Title: ``An Integrated Approach to Modeling the TCR-Activated MAPK Pathway''
Speaker: Dr. Ann Rundell, Department of Biomedical Engineering, Purdue University
Place: Stanley Coulter (SC) 239; Tuesday, 4:30pm


Quantifying the T-cell signaling pathway through mathematical models will impact the understanding and potential treatment design for several immunologically-related and malignant diseases. Currently most T-cell signaling pathways have been mapped out in terms of their dominant interactions and key participating elements; however, the quantification of these pathways and their regulation mechanisms remain to be identified. Engagement of plasma membrane-bound T cell receptors (TCRs) by antigen leads to T-cell activation through various signaling pathways including the Ras-MAP kinase pathway. A mathematical model of the T-cell MAPK signaling pathway has been constructed to assist in the quantification and delineation this pathway.

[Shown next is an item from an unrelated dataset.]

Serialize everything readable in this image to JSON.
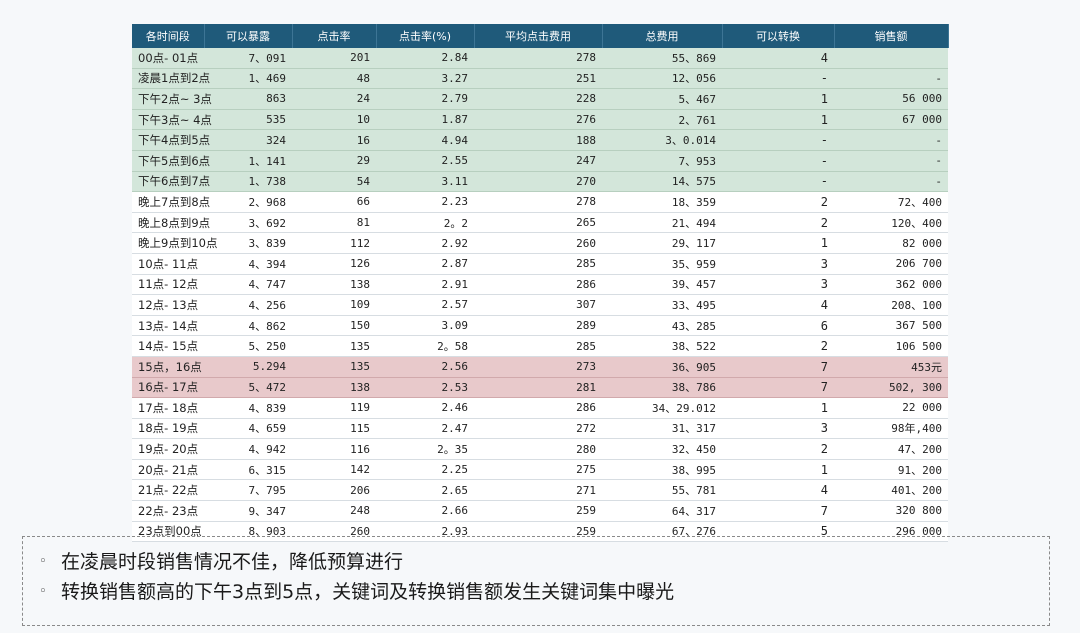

The model, a deterministic system of nonlinear differential equation, is continuously refined using an integrated approach that combines in silico analysis with in vitro experimentation. The time-dependent responses of observable signaling intermediates are measured using biochemical techniques and compared to model simulations. Currently a number of regulatory mechanisms are being explored to improve the fit between the experimental and simulated results. Initially a large discrepancy was found between the predicted steady-state and observed damped responses. Based on model analysis, hypotheses of possible inhibitory feedback from the MAP kinase, Erk, to Lck was proposed and confirmed experimentally using a MEK inhibitor. This work demonstrates how model analysis and simulation provide a systematic means to design experiments for distinguishing between hypotheses and refinement of the quantitative model.